Speaker
Description
The deflections of ultra-high energy cosmic rays caused by the Galactic and extragalactic magnetic fields limit the information that can be learned from the arrival directions of particles detected on Earth regarding their potential sources. Recent studies by the Pierre Auger Collaboration have identified an anisotropy in the arrival directions of events exceeding 32 EeV, suggesting that nearby sources may contribute to the clustering of events. A significance of 4$\sigma$ was reported for an analysis that revealed a correlation between the observed arrival directions and a sample of nearby starburst galaxies (SBGs). However, these results were obtained without accounting for the influence of the Galactic Magnetic Field (GMF).
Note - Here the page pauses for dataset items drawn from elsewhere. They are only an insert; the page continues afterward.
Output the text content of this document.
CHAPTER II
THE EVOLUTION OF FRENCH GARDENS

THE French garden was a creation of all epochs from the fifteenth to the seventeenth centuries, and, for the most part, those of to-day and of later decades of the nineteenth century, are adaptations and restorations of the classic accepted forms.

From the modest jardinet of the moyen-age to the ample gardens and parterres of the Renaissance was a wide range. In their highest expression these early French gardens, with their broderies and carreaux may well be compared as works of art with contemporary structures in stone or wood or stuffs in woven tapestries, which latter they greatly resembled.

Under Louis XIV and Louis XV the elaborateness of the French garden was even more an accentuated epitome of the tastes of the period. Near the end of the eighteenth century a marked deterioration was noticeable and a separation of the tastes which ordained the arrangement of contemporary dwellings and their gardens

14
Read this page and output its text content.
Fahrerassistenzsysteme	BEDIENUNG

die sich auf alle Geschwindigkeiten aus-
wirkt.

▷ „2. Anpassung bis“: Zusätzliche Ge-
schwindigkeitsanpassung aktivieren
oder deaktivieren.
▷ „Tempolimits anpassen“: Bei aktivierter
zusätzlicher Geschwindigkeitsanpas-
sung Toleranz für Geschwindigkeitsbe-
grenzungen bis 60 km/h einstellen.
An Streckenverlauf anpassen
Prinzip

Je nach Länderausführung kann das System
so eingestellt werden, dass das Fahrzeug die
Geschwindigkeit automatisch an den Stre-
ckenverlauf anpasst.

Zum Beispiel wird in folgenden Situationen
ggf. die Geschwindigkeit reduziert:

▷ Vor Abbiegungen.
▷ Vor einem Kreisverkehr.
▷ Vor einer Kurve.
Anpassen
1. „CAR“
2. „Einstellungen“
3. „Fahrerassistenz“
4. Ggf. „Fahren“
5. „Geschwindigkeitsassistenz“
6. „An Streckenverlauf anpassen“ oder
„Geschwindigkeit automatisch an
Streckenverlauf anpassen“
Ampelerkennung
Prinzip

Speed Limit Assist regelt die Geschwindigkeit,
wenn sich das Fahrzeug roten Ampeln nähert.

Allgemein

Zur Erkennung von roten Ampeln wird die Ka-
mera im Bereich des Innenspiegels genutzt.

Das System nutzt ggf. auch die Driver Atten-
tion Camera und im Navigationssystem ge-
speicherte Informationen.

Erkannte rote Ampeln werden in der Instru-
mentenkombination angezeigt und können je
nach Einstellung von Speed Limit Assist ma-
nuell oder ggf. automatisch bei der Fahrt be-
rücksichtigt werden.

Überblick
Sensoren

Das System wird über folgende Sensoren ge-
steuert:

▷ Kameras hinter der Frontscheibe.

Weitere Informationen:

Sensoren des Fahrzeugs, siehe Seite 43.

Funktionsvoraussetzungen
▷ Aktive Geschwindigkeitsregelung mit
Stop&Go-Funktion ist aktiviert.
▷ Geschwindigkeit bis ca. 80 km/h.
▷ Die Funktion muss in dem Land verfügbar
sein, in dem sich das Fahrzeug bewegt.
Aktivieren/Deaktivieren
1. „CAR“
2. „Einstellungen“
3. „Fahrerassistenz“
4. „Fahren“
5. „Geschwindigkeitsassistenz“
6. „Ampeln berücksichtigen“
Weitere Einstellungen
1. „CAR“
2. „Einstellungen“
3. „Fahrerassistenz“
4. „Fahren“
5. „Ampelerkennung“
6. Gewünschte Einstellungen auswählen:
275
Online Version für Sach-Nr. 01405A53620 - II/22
In this study, we explore the impact of Galactic magnetic deflections on cross-correlation analyses with source catalogs, incorporating various realizations of the turbulent field from the GMF model of Jansson $\&$ Farrar (2012), along with the latest GMF models developed by Unger $\&$ Farrar (2023). We demonstrate that, even when magnetic deflections are included into simulated data, the best-fit parameters for a correlation with starburst galaxies, as in the Pierre Auger Collaboration results, can be reproduced with high probability. However, when we search for local overdensities, the simulations reveal structures that are not present in the actual data. We discuss the sensitivity of cosmic-ray observations on the strength of the extragalactic magnetic field, given the prediction of a specific UHECR flux model using the SBG model as an example.